On connaît les charmes de l'amour innocent. La sensualité pure, Aphrodite vénérée, la volupté sans culpabilité ont été sublimé dans l'oeuvre de Pierre Louÿs, qui est sans doute notre auteur le plus amoureusement attaché à cette ingénuité et à cette beauté naturelle du corps humain. La préface d'Aphrodite est un véritable cri contre l'austère puritanisme en même temps qu'un hymne à l'amour libre, à la nudité innocente. Les chansons de Bilitis nous font rêver de cette manière antique, opposée au christianisme, de considérer et de pratiquer l'amour. Assurément, il n'y a rien de plus beau et plus pur.

Il faut rendre justice au christianisme d'avoir fait apparaître une autre manière d'aimer, qui n'est pas moins voluptueuse, mais qui est plus perverse. Il est évident que ce n'est pas en posant des interdits que l'on supprime les désirs ; et faire de l'amour un péché n'a pas n'a jamais empêché les hommes de copuler joyeusement entre-eux. C'est la nature de cette joie qui est différente dans une morale qui condamne la chair. Le plaisir amoureux est plus complexe, moins simple, moins pur que lorsqu'il court en toute innocence ; la transgression de l'interdit et le charme du secret rendent la volupté amoureuse plus dangereuse, moins corporelle peut-être que psychologique. Dans l'amour innocent, l'essentiel est dans le contact des corps ; c'est un amour sensuel. Dans l'amour coupable, l'essentiel est plutôt dans le parcours symbolique qu'exécute l'amant ; amour plus difficile et moins évident, il exalte l'envie de conquête de l'homme, favorise l'éclosion des passions, et donne un rôle plus important à la femme. Cet amour, c'est un amour de joueur ; c'est un amour labyrinthique. Je comprends pourquoi l'on s'est tant plu dans ce jeu dangereux qui donne un bonheur d'aimer si particulier, si romanesque. Si les femmes et l'amour doivent beaucoup au christianisme, la littérature doit beaucoup à la complexité de la vie sociale et des moeurs ; et en ce moment j'ai une petite pensée admirative pour Laclos et le divin Marquis.
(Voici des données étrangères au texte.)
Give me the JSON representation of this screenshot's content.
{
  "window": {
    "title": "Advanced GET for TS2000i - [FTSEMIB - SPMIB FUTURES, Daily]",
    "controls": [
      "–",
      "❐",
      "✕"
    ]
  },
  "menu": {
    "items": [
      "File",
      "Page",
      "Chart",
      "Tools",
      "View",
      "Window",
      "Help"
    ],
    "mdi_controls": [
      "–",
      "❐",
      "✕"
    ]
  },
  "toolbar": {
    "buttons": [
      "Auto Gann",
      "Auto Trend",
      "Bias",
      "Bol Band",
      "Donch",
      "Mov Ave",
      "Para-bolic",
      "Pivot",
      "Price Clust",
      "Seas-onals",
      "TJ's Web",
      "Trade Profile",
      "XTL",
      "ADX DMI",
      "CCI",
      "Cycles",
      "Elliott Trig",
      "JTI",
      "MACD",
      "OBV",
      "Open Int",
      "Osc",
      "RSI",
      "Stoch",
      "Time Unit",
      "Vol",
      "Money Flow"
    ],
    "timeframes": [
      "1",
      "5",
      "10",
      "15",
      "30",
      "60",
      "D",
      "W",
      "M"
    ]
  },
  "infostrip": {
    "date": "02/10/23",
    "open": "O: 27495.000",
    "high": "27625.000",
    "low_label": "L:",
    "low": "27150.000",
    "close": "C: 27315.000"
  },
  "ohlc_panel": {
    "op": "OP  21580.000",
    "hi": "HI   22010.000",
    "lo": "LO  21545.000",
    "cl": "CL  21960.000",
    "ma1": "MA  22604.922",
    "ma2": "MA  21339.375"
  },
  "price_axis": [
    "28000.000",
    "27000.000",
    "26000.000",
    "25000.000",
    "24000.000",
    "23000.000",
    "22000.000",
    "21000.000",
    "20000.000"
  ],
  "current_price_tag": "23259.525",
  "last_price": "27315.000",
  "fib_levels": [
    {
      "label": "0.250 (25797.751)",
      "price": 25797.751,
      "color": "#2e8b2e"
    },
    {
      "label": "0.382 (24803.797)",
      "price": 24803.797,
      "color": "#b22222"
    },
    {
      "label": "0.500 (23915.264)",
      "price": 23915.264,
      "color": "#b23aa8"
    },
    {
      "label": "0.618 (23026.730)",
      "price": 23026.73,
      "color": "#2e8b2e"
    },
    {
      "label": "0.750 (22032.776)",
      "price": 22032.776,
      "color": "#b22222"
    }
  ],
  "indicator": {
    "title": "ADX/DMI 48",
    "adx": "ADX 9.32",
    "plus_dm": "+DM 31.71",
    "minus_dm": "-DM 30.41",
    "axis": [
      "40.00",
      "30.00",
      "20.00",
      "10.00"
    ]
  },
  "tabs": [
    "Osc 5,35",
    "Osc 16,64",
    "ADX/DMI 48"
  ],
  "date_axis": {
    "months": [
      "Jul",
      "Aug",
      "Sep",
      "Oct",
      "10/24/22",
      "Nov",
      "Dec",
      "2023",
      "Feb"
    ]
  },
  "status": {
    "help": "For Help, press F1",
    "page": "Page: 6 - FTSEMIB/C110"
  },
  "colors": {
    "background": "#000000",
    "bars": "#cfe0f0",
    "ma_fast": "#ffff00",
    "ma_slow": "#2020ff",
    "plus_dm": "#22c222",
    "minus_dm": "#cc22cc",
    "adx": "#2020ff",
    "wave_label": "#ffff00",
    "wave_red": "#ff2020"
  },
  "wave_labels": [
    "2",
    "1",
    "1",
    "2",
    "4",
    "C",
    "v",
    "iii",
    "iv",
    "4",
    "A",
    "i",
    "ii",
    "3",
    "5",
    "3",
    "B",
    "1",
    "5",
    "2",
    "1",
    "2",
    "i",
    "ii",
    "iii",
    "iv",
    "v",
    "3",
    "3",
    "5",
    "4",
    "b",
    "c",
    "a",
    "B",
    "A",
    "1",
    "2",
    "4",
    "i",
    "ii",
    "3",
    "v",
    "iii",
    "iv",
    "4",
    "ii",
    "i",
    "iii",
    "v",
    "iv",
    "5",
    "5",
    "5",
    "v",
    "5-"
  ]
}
Nous n'aimons plus les voiles du secret, nous ne sommes plus fascinés par la volupté transgressive. Je hais la dictature actuelle de la transparence ; elle rend la vie moins excitante et moins enchantante. Les mystères de Lisbonne, de Raoul Ruiz, est un film qui rend nostalgique de cette manière de vivre et d'aimer. Où sont ces existences baroques, imprévisibles, composées de plusieurs branches invisibles ? Le déroulement de la vie est trop monotone sans ces tentations dominées par le charme de l'interdit, sans ces obstacles incessants qui viennent empêcher l'accomplissement immédiat de notre désir. La société de l'adultère secret me paraît préférable à la société du divorce transparent. La femme gagne à être mystérieuse. Je pense sans exagération que les femmes sont moins puissantes aujourd'hui que dans les siècles passées ; car une femme puissante est avant tout une femme charmante, telle la  Concepcion Perez de la Femme et le Pantin.